Sunday, July 12, 2009
WHY did I move to Alaska, again?
Oh, yeah. Because I love it here.
Today it's deliciously cool - 55 degrees at 5 a.m. when I got up and looked at the thermometer - and the low overcast is scattering the light into a diffuse pearly glow that seems to come both from nowhere, and from everywhere at once. The air is soft and tender and sweet, without the edgy bite of wildfire. Soft veils of fog hover 20 feet above the ground, and mist is rising off the lake to meet them. The water is glassy-calm, inert and heavy as mercury in the still morning. Ducks paddle gently along, dragging sliver-edged wakes behind them. I can hear the loons, shrouded invisibly in the mist, their voices eerie and beautiful, haunting the morning.
Nearer by, and more prosaically, the magpies are squabbling vociferously over something. As I tend to leave my back yard door open at night- the yard is fenced to discourage wandering wildlife, and if that does not suffice, five dogs in the house usually DO - I am pleased the magpies have something to interest them in the yard. It has not occurred to me until this morning, but the magpies could quite easily swoop on in through my open door and wreak havoc in my kitchen. They're noisy, messy, inquisitive birds, like all the corvids, and between boldness, greed and curiosity, God only knows what might tempt them indoors. As it happens, I have an absolute plethora of them this year; it appears I have a nest on my property, as there are mornings when I can count at least 5 fledgelings in the trees along my driveway, all hopping wildly into the trees as I drive by them, not quite fully-flighted yet.

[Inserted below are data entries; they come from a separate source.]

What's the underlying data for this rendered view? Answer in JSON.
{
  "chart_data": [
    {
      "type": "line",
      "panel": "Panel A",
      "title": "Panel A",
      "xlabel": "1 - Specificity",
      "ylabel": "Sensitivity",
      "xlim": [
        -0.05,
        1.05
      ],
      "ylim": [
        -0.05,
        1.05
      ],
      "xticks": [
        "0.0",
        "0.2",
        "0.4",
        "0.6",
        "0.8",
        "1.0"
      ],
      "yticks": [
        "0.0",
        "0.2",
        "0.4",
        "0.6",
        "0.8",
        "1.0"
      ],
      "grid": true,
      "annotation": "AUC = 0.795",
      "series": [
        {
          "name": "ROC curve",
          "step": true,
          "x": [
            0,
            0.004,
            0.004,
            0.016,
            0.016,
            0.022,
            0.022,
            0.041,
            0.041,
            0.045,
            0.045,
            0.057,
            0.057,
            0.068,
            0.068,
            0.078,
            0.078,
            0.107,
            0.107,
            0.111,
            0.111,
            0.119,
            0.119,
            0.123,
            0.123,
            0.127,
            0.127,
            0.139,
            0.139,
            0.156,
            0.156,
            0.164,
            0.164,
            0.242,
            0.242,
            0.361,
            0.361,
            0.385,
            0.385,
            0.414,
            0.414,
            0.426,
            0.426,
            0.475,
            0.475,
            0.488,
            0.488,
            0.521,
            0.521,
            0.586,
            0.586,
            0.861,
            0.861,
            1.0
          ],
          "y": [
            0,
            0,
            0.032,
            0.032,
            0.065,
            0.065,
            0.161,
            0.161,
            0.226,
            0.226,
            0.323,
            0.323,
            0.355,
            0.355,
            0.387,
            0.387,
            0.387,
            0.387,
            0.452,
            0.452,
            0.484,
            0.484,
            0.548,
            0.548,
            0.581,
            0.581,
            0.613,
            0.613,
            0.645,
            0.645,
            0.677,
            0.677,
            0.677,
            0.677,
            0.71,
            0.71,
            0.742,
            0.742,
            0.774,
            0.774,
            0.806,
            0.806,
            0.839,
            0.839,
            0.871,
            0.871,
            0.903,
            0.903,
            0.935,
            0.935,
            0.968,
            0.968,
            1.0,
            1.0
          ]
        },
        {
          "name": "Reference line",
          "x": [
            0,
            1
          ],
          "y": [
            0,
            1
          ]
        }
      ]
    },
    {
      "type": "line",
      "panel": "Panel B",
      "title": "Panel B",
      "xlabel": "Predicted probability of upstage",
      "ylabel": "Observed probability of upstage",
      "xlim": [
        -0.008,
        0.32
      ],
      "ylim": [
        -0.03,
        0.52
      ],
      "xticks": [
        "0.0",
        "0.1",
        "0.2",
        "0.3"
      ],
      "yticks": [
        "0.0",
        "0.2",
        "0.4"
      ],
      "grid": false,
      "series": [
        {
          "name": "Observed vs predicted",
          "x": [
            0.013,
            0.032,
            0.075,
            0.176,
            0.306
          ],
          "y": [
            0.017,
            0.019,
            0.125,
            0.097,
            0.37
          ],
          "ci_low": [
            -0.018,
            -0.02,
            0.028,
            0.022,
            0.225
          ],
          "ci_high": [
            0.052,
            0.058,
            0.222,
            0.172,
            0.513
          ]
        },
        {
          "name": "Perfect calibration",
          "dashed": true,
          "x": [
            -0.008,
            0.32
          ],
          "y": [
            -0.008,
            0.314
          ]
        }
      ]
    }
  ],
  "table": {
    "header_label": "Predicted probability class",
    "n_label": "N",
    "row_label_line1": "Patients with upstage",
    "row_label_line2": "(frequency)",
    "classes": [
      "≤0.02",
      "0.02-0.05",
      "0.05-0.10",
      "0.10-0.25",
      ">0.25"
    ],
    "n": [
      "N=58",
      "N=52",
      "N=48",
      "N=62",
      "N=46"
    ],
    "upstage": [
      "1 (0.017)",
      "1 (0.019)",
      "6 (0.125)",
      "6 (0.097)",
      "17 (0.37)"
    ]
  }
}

This morning I have a parvo puppy in the clinic to go attend to, so when I wake up at 5:00, I get up and do the dog chores. I try to nap a little - it's far too early to call the client and update them, and treatments aren't due til 8:00 - but in the end I can do no better than doze, so I get up and go to the clinic. The roads are deserted at 6:40 on a Sunday morning, and it's a beautiful drive in; closer to town there are small breaks in the mist, and the sun is peering through a lacy crenellation of clouds, shedding angel slides broad and deep into the Valley. These are tinged in peach and rose and gold, perhaps due to the early hour, perhaps a gift of the smoke.
My parvo puppy is slightly better this morning - she is wagging her tail and has been drinking enough to stay hydrated, which is a good thing since she has removed her IV catheter all by herself. I clean her cage and offer food, in which she is not yet interested. I let her play on the floor of the isolation ward while I clean up after her, and then I sit and cuddle her for a while - she's lonely all by herself, and as it is Sunday and we're closed, there are no other puppies coming in that I can contaminate with virus. Before I leave today I will launder my clinic coat so that I am not a walking disease vector come Monday morning.
So now I am here in the clinic, deserted but for me, Pepper and the parvo pup, updating my blog. I have other treatments to do later for the pup, and rather than drive back and forth all day, I've elected to camp here for the moment. You've all been more than patient and kind about waiting for me to get back to the blogging - I'll apologize for my protracted absence, but life has been conspiring to keep me a bit overwhelmed of late. But since I am here at work, there are no household chores calling; and since we are closed, I have no appointments to see or call-backs to make. I have only the one in-hospital case, so I had before me an hour, maybe two, of un-scheduled time in which to catch up, make amends, and rekindle the habit of blogging.
I hope you'll all forgive me my lapses. There's more to the story, of course, but I'll save that for later.
You didn't think you'd get off THAT easy, did you?